Abstract

The incidence of hospital-acquired legionellosis appears to be increasing. Presence of Legionella in the hospital drinking water is the only risk factor known with certainty to be predictive of risk for contracting Legionnaires' disease. Given the high frequency of infection by nonpneumophila and nonserogroup 1 species, both Legionella respiratory culture on selective media and urine antigen testing should be available in the hospital clinical microbiology laboratory. If the drinking water is contaminated by nonpneumophila or nonserogroup 1 species, Legionella culture on selective media must be available for patients with hospital-acquired pneumonia. The impact of PCR application for environmental water specimen remains to be elucidated. Its advantage is that it is a rapid test and its weakness is its low specificity. Copper-silver ionization disinfection and point-of-use (POU) filters have proved effective.
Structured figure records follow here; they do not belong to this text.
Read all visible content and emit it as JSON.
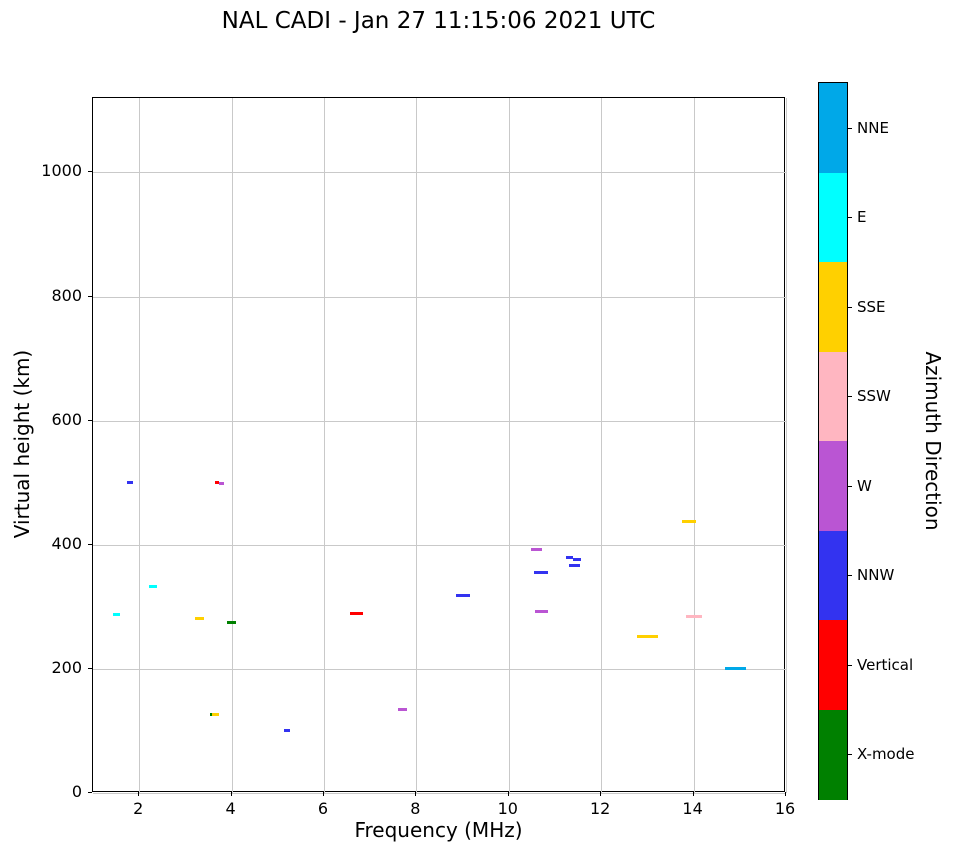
{
  "chart_data": {
    "type": "scatter",
    "title": "NAL CADI - Jan 27 11:15:06 2021 UTC",
    "xlabel": "Frequency (MHz)",
    "ylabel": "Virtual height (km)",
    "xlim": [
      1,
      16
    ],
    "ylim": [
      0,
      1120
    ],
    "xticks": [
      2,
      4,
      6,
      8,
      10,
      12,
      14,
      16
    ],
    "yticks": [
      0,
      200,
      400,
      600,
      800,
      1000
    ],
    "grid": true,
    "grid_color": "#c9c9c9",
    "marker": "horizontal-dash",
    "colorbar": {
      "label": "Azimuth Direction",
      "categories": [
        {
          "label": "NNE",
          "color": "#00a8e8"
        },
        {
          "label": "E",
          "color": "#00ffff"
        },
        {
          "label": "SSE",
          "color": "#ffd000"
        },
        {
          "label": "SSW",
          "color": "#ffb6c1"
        },
        {
          "label": "W",
          "color": "#ba55d3"
        },
        {
          "label": "NNW",
          "color": "#3333f0"
        },
        {
          "label": "Vertical",
          "color": "#ff0000"
        },
        {
          "label": "X-mode",
          "color": "#008000"
        }
      ]
    },
    "points": [
      {
        "freq_mhz": 1.5,
        "height_km": 288,
        "azimuth": "E",
        "span_mhz": 0.15
      },
      {
        "freq_mhz": 1.8,
        "height_km": 500,
        "azimuth": "NNW",
        "span_mhz": 0.12
      },
      {
        "freq_mhz": 2.3,
        "height_km": 333,
        "azimuth": "E",
        "span_mhz": 0.18
      },
      {
        "freq_mhz": 3.3,
        "height_km": 281,
        "azimuth": "SSE",
        "span_mhz": 0.2
      },
      {
        "freq_mhz": 3.58,
        "height_km": 127,
        "azimuth": "X-mode",
        "span_mhz": 0.07
      },
      {
        "freq_mhz": 3.66,
        "height_km": 127,
        "azimuth": "SSE",
        "span_mhz": 0.15
      },
      {
        "freq_mhz": 3.68,
        "height_km": 500,
        "azimuth": "Vertical",
        "span_mhz": 0.09
      },
      {
        "freq_mhz": 3.78,
        "height_km": 499,
        "azimuth": "W",
        "span_mhz": 0.12
      },
      {
        "freq_mhz": 4.0,
        "height_km": 275,
        "azimuth": "X-mode",
        "span_mhz": 0.18
      },
      {
        "freq_mhz": 5.2,
        "height_km": 100,
        "azimuth": "NNW",
        "span_mhz": 0.15
      },
      {
        "freq_mhz": 6.7,
        "height_km": 290,
        "azimuth": "Vertical",
        "span_mhz": 0.28
      },
      {
        "freq_mhz": 7.7,
        "height_km": 135,
        "azimuth": "W",
        "span_mhz": 0.2
      },
      {
        "freq_mhz": 9.0,
        "height_km": 318,
        "azimuth": "NNW",
        "span_mhz": 0.3
      },
      {
        "freq_mhz": 10.6,
        "height_km": 392,
        "azimuth": "W",
        "span_mhz": 0.22
      },
      {
        "freq_mhz": 10.7,
        "height_km": 356,
        "azimuth": "NNW",
        "span_mhz": 0.3
      },
      {
        "freq_mhz": 10.7,
        "height_km": 293,
        "azimuth": "W",
        "span_mhz": 0.28
      },
      {
        "freq_mhz": 11.32,
        "height_km": 380,
        "azimuth": "NNW",
        "span_mhz": 0.15
      },
      {
        "freq_mhz": 11.48,
        "height_km": 376,
        "azimuth": "NNW",
        "span_mhz": 0.18
      },
      {
        "freq_mhz": 11.42,
        "height_km": 366,
        "azimuth": "NNW",
        "span_mhz": 0.25
      },
      {
        "freq_mhz": 13.0,
        "height_km": 252,
        "azimuth": "SSE",
        "span_mhz": 0.45
      },
      {
        "freq_mhz": 13.9,
        "height_km": 437,
        "azimuth": "SSE",
        "span_mhz": 0.32
      },
      {
        "freq_mhz": 14.0,
        "height_km": 285,
        "azimuth": "SSW",
        "span_mhz": 0.35
      },
      {
        "freq_mhz": 14.9,
        "height_km": 200,
        "azimuth": "NNE",
        "span_mhz": 0.45
      }
    ]
  }
}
Chlorine dioxide and monochloramine are under evaluation and their ultimate role remains to be elucidated. Routine Legionella cultures in concert with disinfectant levels are the best indicators for ensuring long-term efficacy. Percentage distal site positivity for Legionella in drinking water is accurate in predicting risk. Quantitative criteria (CFU/ml) have proven inaccurate and should be abandoned. Infection control professionals, not healthcare facility personnel or engineers, should play the leadership role in selecting and evaluating the specific disinfection modality. Proactive measures of routine environmental cultures for hospital water and disinfection modalities allow for effective prevention of this high-profile hospital-acquired infection.